# Happy poop scooper



## yigcenuren (May 3, 2009)

I'm so use to feeding Butter (my little rat terrier) raw that I really take all of it's benefits for granted. I've had a reminder over the past week of why Raw Rules!!

Mya's breeder doesn't feed her pups raw, so when she came to me, for 2 days I fed her the same food she was use to getting before starting to switch her to raw. So, some of the stress of the trip and a new home caused her to have terrible diarrhea. After 2 days of feeding her ground meat (Llama) with bone in it in the AM and her kibble in the PM, her poops started to firm up. But, still big, soft and smelly. I made the final switch to all raw; ground meat with bone and organs in the AM and a whole chicken back and neck in the PM. Voila...really small poops, about the size of what I'd expect to see from Butter. Almost no smell and solid, not squishy. This also confirms that she has no allergies to poulty.... thank God!!! I can get raw chicken backs and necks dirt cheap, so I won't have to spend a fortune on food (I'll do that on grooming :rolffleyes. Also, I let her eat as much as she wants for both feedings and to my surprise she isn't eating nearly as much as I thought she would.
Just another reason why Raw Rules!!


----------



## Purley (May 21, 2010)

I would be happy to feed my two Shih-tzus and my Mini raw, but I thought it would be a pain in the neck. I figured you would have to remember all the time to get the patty out of the freezer and then you would have to wash the dishes in the dishwasher all the time. I don't put my dishwasher on every day.

I heard there were bones in the raw meat and I don't fancy feeding chicken bones. I thought they would choke a dog. Perhaps I got it wrong. 

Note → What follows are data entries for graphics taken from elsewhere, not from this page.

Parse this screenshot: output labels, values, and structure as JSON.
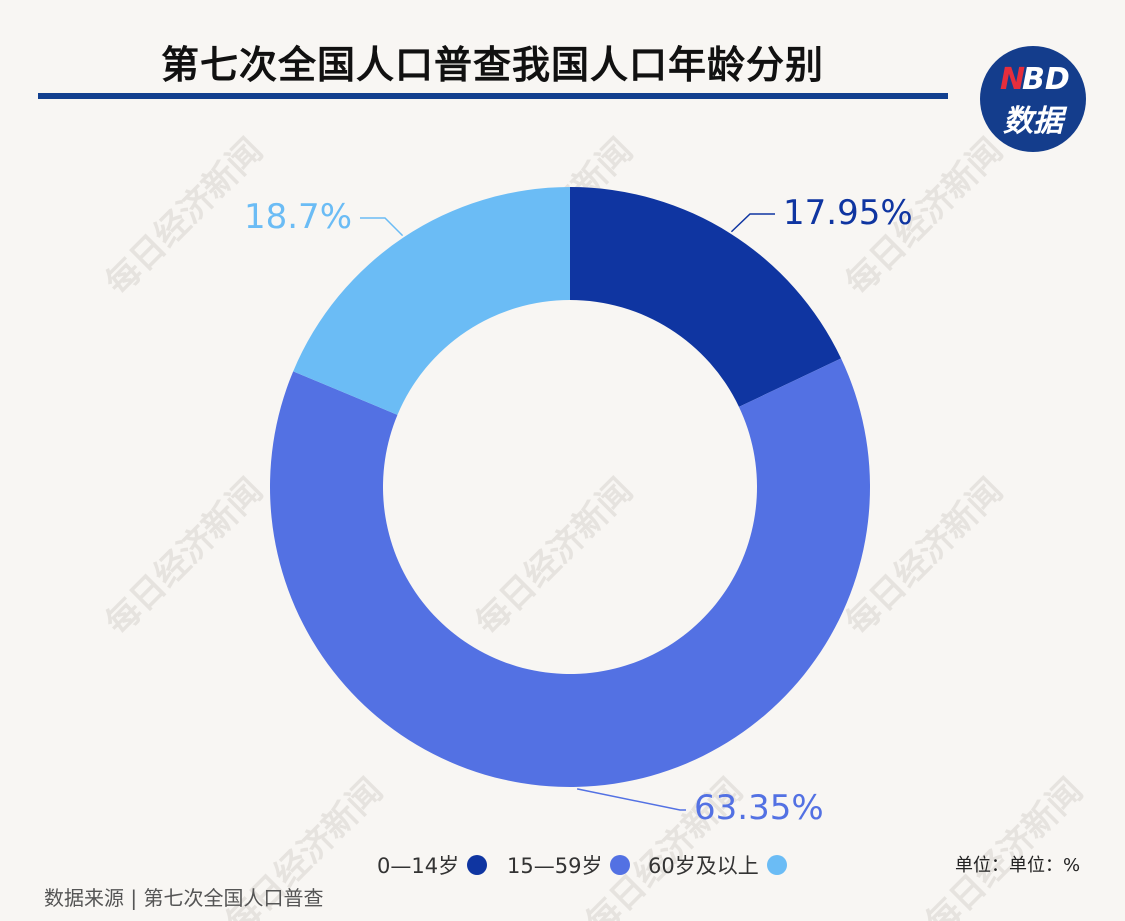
{
  "title": "第七次全国人口普查我国人口年龄分别",
  "logo": {
    "top_n": "N",
    "top_bd": "BD",
    "bottom": "数据"
  },
  "watermark_text": "每日经济新闻",
  "unit": "单位：单位：%",
  "source": "数据来源 | 第七次全国人口普查",
  "colors": {
    "title_rule": "#12408f",
    "series_0_14": "#0f35a1",
    "series_15_59": "#5371e3",
    "series_60_plus": "#6bbcf5",
    "background": "#f8f6f3"
  },
  "chart_data": {
    "type": "pie",
    "style": "donut",
    "title": "第七次全国人口普查我国人口年龄分别",
    "unit": "%",
    "categories": [
      "0—14岁",
      "15—59岁",
      "60岁及以上"
    ],
    "values": [
      17.95,
      63.35,
      18.7
    ],
    "value_labels": [
      "17.95%",
      "63.35%",
      "18.7%"
    ],
    "colors": [
      "#0f35a1",
      "#5371e3",
      "#6bbcf5"
    ],
    "legend_position": "bottom-center",
    "start_angle": "12 o'clock",
    "direction": "clockwise"
  }
}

So -- can you please tell me -- what are the pros and the cons of feeding raw -- price, convenience, poops. Do all dogs do well on raw? There must be disadvantages and what are they. How do you switch over??


----------



## yigcenuren (May 3, 2009)

1st... chicken bones are only brittle and dangerous when cooked. I'd also never feed my dogs chicken bones, or any bones for that matter, that were cooked.
Taking out frozen food has become a habit for me. I don't even really think about it anymore I just do it. You do something often enough and it isn't a pain in the neck it's just everyday life. Same thing goes for washing the dishes. I don't have dishwasher, I AM the dishwasher. Doing it everyday by hand... for me...normal.
Apparently not all dogs do well on raw but so far, every dog I've had, I've put on raw and have had no issues whatsoever. It usually cleared up some issues like a delicate digestive system and ongoing diarrhea problems. 
I'd like to add more but have to go off to work. If no one else post any of the other MANY benefits, I'll post later after work.
Later.


----------



## Purley (May 21, 2010)

OK thanks. I will start a new thread called Pros and Cons of switching to raw.


----------